6 Simple (& Super Effective) Ways To Stop All The Characters In Your Screenplay Sounding The Same


One issue screenwriters commonly face is writing a distinct voice for each character.  Every character sounds the same in the first draft of many screenplays. Let’s take a look at dialogue and see how voice can be tailored to each character.

But first, let’s define our terms. Dialogue is simply the words that are spoken. Voice is how they are spoken.

1) IN CHARACTER

Is a particular character’s dialogue “in character?” By that I mean, would your character actually say what you’ve written? Does their dialogue and voice reflect their values, socio-economic status, motivations and goals?

Great. The next question is “Would they say it like that?” Would they use those particular words? Would they swear? I hear it’s a sign of intelligence. Do they speak in full sentences or fragments? Do they use vernacular specific to a particular community?

As an exercise, think about how some characters in your screenwriting might answer the following question in the affirmative: “How are you?”

2) PACING

Examine the cadence, rhythm and speed of each character’s speech. Is it fast or slow? Do they pause mid-sentence or at the end of each sentence to contemplate or allow you to process?  Are the pauses long or short? Are they designed so a character can take a breath, organize their thoughts or make another character feel uncomfortable?

3) VOLUME

This is one of my favorites. Does your character speak in a booming authoritarian voice or are a hushed tone?
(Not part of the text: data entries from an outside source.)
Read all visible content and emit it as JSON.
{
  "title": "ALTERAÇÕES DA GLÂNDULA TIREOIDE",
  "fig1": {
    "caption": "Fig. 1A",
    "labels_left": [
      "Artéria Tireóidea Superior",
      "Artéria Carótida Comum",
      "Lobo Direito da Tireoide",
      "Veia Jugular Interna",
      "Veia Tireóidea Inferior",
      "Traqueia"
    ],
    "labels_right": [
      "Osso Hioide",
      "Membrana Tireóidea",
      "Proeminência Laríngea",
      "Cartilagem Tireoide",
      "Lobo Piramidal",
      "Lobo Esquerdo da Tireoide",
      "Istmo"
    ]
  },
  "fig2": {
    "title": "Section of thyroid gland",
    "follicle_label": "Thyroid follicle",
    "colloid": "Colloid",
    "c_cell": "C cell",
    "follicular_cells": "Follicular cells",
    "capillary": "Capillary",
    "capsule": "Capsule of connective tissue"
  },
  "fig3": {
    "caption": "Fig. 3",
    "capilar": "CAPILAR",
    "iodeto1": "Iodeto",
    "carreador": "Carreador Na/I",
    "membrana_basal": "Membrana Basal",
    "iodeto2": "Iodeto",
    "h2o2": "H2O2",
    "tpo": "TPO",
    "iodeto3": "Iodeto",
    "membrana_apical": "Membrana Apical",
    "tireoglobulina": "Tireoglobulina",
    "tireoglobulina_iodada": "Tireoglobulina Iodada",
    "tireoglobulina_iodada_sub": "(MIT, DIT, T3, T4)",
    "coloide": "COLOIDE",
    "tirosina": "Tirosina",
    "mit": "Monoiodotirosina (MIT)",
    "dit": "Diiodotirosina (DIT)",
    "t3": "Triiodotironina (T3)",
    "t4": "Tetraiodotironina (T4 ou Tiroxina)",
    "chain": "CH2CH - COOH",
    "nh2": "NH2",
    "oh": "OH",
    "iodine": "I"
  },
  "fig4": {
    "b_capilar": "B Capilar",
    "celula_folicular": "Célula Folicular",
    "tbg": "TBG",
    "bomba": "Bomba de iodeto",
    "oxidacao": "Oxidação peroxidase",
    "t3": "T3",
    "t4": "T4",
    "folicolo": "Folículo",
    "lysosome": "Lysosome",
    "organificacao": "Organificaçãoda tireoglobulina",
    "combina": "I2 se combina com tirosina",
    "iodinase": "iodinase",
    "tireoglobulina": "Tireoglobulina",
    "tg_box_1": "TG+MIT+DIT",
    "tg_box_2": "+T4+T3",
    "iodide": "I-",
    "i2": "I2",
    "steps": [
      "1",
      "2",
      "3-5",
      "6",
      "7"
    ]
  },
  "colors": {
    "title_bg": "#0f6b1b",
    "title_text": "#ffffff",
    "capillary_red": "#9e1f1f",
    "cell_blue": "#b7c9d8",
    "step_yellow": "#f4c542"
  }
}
A loud voice may convey confidence or arrogance. Or they might be hard of hearing. A quiet voice may indicate shyness or a muted self-assuredness.

4) CLARITY

Does your character have their ideas logical organized in sequence? Or are they scattered, flitting from one subject to the next? Do they speak freely or are they controlled? Listen to how a politician speaks when reading off a teleprompter and compare it to how they speak at a fundraising event or at a party with family and close friends.

5) DIRECTNESS

Does your character say what they mean and do they mean what they say? Do they tell the truth, the whole truth and nothing but the truth? Do they lie? If so, is it a little white lie or big, fat, full blown black lie?

Do they use subtext, metaphors or other figures of speech?

6) ALTERED SPEECH

Has your character got a neurological issue such as suffering from a stroke or speaks with a tic, stutter or staccato? These speech patterns can really be used to enhance your character traits. Is your character on the verge of a nervous breakdown and sputtering nonsense? Or are they under the influence of alcohol or mind altering drugs?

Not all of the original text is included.